Va creciendo en ciertos grupos políticos y sociales un sentimiento misionero, una especie de vocación redentora, y la convicción de que están llamados no solo a legislar o a actuar políticamente, sino también a imponer un nuevo estilo de vida, a señalar lo que es virtuoso y lo que no lo es. Están inventando cómo debe ser el “nuevo hombre”, la nueva familia, la nueva economía. Están convencidos de que les eligieron para diseñar la intimidad de las personas y fabricar su felicidad. Están entrampados en el viejo error de creer que la política y el activismo es algo así como la religión, y que hay quienes tienen derecho, por haber descubierto la verdad, a convertir a los “infieles” y a imponer sus ideas, sin posibilidad alguna de debate ni oposición.
Esa “vocación misionera” no es compatible con la democracia ni con la libertad. No es compatible con la tolerancia. Sí lo es, en cambio, con la infalibilidad que se va extendiendo a todos los órdenes, con la presunción de certeza de que jamás se equivocarán, con la tendencia a despreciar el pensamiento de los otros. Producto de esa vocación es el novísimo estilo parlamentario según el cual a las minorías hay que soportarlas, porque no queda más remedio, y que los debates son apenas rituales para guardar las apariencias, es decir, lo mismo de antes, lo mismo que se combatió y se criticó.
Lo que preocupa, además, es la profunda y rápida devaluación que ha sufrido el concepto de “debate”, sobre el cual crecieron y prosperaron algunos personajes que ahora son los oficiantes de esa gran misa política a la que asistimos en silencio. El “debate” fue el hilo argumental, la razón de ser de tantos foros, seminarios, entrevistas y folletos que se hicieron y escribieron durante los años de la democracia “burguesa”, que, pese a todo lo que se diga, fomentó la capacidad de discrepancia, permitió el crecimiento de la clase media y creó una cultura de tolerancia en un país dogmático e intransigente.

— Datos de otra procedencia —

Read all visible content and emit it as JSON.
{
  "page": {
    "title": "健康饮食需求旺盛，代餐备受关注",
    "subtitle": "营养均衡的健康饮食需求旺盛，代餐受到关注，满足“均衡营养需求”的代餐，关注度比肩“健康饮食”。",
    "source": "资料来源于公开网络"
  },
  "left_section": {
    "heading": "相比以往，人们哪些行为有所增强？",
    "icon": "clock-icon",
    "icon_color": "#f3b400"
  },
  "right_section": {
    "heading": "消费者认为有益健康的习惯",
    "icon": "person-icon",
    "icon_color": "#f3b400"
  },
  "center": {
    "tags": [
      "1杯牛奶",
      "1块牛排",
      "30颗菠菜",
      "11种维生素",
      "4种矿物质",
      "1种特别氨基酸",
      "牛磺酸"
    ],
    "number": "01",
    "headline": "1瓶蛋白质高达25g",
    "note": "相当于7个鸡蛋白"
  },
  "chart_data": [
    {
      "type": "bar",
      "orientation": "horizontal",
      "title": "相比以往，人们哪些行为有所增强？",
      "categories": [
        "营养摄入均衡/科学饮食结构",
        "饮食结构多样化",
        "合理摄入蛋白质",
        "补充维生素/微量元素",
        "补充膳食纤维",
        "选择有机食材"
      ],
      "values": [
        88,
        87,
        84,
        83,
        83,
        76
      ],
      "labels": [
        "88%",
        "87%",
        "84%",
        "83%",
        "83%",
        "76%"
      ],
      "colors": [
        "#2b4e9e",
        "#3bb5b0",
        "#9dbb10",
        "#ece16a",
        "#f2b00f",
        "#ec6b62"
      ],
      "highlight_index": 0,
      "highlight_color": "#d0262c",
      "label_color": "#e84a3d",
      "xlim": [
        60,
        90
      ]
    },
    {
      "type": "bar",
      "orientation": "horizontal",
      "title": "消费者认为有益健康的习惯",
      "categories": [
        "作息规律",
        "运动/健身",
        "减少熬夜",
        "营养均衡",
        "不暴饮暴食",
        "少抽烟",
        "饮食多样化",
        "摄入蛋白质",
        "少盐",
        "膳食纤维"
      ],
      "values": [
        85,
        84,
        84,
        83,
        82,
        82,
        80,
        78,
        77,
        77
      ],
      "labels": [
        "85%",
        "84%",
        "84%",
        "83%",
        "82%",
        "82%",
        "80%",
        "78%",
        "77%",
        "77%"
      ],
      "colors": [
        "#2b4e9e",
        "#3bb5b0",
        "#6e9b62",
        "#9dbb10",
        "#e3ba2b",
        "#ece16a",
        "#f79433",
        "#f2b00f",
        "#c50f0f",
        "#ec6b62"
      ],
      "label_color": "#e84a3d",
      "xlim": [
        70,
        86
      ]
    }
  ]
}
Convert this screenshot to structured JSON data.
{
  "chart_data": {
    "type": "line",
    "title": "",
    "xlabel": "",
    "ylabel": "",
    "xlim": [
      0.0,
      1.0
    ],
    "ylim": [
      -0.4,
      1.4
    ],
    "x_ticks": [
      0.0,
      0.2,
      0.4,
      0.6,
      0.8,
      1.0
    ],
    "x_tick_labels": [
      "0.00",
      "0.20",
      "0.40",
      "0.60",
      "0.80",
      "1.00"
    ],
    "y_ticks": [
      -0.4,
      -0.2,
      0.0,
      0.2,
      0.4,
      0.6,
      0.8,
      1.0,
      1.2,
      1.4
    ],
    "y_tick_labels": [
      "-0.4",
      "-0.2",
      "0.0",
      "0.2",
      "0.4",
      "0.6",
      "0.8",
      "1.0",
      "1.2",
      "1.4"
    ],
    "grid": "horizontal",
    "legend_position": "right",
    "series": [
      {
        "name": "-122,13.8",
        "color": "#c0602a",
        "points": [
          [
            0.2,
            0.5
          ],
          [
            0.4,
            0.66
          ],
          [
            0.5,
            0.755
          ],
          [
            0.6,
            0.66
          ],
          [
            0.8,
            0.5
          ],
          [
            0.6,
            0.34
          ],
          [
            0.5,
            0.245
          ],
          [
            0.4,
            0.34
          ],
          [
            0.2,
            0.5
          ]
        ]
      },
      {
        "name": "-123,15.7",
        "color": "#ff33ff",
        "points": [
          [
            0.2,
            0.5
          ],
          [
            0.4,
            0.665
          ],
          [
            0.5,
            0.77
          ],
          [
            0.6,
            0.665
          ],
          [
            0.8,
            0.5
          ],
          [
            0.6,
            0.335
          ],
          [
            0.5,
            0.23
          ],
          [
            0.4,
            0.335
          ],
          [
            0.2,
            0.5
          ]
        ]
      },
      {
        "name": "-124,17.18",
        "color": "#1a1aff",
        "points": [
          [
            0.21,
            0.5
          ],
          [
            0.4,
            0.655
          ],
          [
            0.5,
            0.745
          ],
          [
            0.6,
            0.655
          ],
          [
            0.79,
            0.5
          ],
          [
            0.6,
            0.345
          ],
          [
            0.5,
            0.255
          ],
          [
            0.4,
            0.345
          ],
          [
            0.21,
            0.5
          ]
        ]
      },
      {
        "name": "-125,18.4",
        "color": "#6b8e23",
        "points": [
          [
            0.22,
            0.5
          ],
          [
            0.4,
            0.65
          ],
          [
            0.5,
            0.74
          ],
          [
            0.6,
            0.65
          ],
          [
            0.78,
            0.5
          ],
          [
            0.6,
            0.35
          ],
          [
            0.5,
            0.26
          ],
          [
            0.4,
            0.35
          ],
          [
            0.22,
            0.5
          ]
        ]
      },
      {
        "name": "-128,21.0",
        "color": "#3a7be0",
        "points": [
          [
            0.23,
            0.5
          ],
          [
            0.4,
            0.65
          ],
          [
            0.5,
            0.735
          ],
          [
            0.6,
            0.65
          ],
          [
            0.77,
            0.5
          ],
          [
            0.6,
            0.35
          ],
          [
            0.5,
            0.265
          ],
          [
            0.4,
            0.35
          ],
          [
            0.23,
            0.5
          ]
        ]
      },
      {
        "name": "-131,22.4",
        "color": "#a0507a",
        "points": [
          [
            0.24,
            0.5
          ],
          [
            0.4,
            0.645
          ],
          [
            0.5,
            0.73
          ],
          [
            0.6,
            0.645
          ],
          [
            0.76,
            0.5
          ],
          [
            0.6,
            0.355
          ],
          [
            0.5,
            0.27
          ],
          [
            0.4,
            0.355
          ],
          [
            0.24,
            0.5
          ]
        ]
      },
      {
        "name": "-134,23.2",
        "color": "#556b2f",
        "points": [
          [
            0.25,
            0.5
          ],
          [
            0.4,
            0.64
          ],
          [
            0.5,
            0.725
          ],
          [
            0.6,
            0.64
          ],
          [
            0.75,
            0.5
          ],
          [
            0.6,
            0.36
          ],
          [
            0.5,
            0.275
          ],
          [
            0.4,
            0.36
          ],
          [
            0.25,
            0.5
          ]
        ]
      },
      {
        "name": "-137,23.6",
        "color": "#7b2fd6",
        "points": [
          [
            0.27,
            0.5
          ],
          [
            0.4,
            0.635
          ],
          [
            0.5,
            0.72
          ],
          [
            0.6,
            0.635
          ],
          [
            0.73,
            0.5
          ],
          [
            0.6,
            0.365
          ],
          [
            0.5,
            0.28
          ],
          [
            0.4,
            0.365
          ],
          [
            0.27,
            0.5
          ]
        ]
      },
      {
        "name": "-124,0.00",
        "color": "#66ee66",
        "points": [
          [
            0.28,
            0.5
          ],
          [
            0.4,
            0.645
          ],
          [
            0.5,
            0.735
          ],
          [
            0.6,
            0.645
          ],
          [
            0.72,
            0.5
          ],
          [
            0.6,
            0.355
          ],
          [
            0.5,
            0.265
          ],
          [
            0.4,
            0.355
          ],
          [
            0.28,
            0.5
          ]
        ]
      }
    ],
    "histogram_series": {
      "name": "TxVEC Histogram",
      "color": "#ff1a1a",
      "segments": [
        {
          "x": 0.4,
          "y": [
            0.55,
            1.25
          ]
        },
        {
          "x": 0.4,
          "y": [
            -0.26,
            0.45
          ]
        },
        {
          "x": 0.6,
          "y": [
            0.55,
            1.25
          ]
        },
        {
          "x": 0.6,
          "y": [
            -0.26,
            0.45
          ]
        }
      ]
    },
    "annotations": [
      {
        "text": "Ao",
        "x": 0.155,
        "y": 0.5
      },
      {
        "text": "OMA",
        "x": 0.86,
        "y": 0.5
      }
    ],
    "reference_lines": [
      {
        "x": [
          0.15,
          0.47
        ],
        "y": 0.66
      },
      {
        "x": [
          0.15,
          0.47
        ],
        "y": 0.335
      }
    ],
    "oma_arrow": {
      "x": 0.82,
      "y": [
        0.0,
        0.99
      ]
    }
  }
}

Sin embargo, desde que algunos “debatientes” llegaron al poder, la tolerancia se evaporó a velocidad asombrosa, y la capacidad de convencer se suplantó con la decisión de imponer y de decir, además, que la imposición es intocable, que es dogma de fe.
El problema está en que sin debate, no hay sociedad libre; sin la posibilidad de cuestionar, no se asegura la cohesión social ni se crean condiciones para la prosperidad. El “problema” está en que la democracia es un sistema poroso, flexible, incompatible con los sólidos sistemas autoritarios, donde todo está dicho desde ahora y para siempre. La democracia tiene la virtud de no establecer dogmas ni absolutos y de consagrar el derecho fundamental a pensar diferente, a vivir diferente, sin que los distintos estilos de vida y de pensamiento sean considerados pecados políticos, ni se conviertan en pretexto para la descalificación o la persecución.